Row-crop yields won’t be hampered in fields that have been fall or winter grazed for cornstalks for 30-45 days to cut feed costs, says Nathan Mueller, South Dakota State University Extension agronomist.

Cattle consume only 20% of residue while grazing, according to SDSU research, which means there’s enough cover to keep soil erosion down in no-till and reduced-till systems.

“Grazing does not appear to be a real problem across an entire field,” assuming average stocking rates of 1.5 animal unit months. But there’s a perceived negative effect on corn yields – that grazing crop residue leads to soil compaction and nutrient removal, he says.

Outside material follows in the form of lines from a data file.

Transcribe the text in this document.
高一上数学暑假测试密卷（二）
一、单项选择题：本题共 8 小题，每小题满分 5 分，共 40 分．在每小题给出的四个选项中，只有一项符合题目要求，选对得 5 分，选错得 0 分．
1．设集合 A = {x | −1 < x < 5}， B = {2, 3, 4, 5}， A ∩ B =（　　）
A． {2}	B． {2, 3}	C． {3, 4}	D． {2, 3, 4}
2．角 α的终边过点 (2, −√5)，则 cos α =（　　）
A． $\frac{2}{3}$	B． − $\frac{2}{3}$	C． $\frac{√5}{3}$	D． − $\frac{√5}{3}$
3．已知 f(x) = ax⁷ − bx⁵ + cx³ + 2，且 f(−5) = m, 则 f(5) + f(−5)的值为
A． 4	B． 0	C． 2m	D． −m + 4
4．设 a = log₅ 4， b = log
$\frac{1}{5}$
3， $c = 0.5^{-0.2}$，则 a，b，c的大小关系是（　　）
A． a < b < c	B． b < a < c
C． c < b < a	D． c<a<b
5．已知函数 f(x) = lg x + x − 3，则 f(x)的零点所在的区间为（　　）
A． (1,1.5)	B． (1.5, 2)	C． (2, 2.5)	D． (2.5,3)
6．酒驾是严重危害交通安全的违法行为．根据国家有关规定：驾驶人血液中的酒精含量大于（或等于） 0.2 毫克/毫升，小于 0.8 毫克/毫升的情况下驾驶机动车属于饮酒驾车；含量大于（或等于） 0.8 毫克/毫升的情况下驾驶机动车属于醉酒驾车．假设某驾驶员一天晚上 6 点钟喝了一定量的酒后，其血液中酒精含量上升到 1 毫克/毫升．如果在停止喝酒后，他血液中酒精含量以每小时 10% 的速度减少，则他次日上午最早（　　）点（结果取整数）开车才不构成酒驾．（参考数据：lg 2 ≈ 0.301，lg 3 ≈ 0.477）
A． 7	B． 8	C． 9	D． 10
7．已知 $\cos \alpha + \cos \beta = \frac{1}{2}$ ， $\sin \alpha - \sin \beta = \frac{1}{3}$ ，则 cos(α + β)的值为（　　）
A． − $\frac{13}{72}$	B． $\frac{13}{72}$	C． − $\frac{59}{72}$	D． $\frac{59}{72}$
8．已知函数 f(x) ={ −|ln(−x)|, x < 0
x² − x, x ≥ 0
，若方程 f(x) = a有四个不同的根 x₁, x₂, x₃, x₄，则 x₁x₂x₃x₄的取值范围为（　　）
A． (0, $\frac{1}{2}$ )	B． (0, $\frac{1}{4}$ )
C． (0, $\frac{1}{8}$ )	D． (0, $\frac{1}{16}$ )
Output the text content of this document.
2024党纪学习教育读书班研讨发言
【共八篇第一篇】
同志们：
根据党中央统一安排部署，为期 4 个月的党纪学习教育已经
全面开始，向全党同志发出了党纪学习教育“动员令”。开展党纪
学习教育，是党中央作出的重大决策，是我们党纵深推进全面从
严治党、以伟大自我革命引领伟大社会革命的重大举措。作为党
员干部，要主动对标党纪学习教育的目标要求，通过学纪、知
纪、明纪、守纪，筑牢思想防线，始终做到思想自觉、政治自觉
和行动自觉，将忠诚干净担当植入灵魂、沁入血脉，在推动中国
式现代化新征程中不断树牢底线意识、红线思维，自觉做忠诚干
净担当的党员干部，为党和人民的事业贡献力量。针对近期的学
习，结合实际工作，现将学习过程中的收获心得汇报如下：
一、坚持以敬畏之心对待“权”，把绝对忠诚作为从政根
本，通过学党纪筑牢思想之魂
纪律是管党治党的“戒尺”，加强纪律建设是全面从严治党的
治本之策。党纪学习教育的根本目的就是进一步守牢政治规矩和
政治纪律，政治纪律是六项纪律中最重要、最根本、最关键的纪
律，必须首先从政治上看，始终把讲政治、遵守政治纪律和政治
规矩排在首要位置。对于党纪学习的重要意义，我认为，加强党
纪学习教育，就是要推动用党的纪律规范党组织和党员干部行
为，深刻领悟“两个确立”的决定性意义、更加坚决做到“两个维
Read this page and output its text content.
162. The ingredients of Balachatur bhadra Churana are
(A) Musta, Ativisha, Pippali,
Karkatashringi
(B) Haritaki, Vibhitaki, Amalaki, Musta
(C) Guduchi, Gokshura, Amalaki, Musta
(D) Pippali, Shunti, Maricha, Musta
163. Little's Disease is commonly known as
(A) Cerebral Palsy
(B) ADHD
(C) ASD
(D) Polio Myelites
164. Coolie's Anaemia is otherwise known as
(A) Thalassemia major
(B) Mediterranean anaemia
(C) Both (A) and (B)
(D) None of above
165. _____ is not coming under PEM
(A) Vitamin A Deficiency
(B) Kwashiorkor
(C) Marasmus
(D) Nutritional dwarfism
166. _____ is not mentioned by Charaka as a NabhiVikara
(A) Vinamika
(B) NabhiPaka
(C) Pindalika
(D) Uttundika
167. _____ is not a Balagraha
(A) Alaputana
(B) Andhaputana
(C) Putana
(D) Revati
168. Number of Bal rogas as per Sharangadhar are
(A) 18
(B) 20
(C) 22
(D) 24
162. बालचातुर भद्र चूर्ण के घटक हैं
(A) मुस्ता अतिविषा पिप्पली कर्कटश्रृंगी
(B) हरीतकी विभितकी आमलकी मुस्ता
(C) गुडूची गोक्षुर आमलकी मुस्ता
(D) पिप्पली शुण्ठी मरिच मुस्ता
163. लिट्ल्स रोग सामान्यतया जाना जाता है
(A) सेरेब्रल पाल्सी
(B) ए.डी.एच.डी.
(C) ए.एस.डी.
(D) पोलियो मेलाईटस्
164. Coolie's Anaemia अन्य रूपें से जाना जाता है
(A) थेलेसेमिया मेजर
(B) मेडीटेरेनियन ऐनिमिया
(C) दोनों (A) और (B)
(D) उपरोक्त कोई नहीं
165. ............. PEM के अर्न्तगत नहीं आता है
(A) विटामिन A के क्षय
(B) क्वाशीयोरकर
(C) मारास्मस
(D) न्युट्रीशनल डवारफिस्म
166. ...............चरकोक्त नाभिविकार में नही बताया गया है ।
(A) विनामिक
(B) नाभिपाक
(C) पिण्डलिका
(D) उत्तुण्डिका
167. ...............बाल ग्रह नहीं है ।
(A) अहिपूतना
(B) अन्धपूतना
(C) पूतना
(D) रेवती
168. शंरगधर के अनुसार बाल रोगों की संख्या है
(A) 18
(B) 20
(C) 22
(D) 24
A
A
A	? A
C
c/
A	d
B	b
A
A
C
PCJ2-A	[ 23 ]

“A 15-year study at the University of Nebraska has shown that fall grazing of cornstalks does not decrease yield in the following soybean or corn crop. Likewise, no-till research at Iowa State University found no significant difference in soybean yields between grazed and ungrazed cornstalks,” Mueller says (see table below).

Bulk density, a compaction measurement taken at the Iowa State study, showed no difference between grazed and ungrazed plots. But a measurement called penetration resistance was higher at the Chariton site with grazing.

“It is likely that concentrated traffic near water and mineral sources is expected to have some negative effect on soil physical properties and yield,” he says. “However, across an entire field, research shows yield of the following crop is not reduced by grazing cornstalks in the fall-winter months.”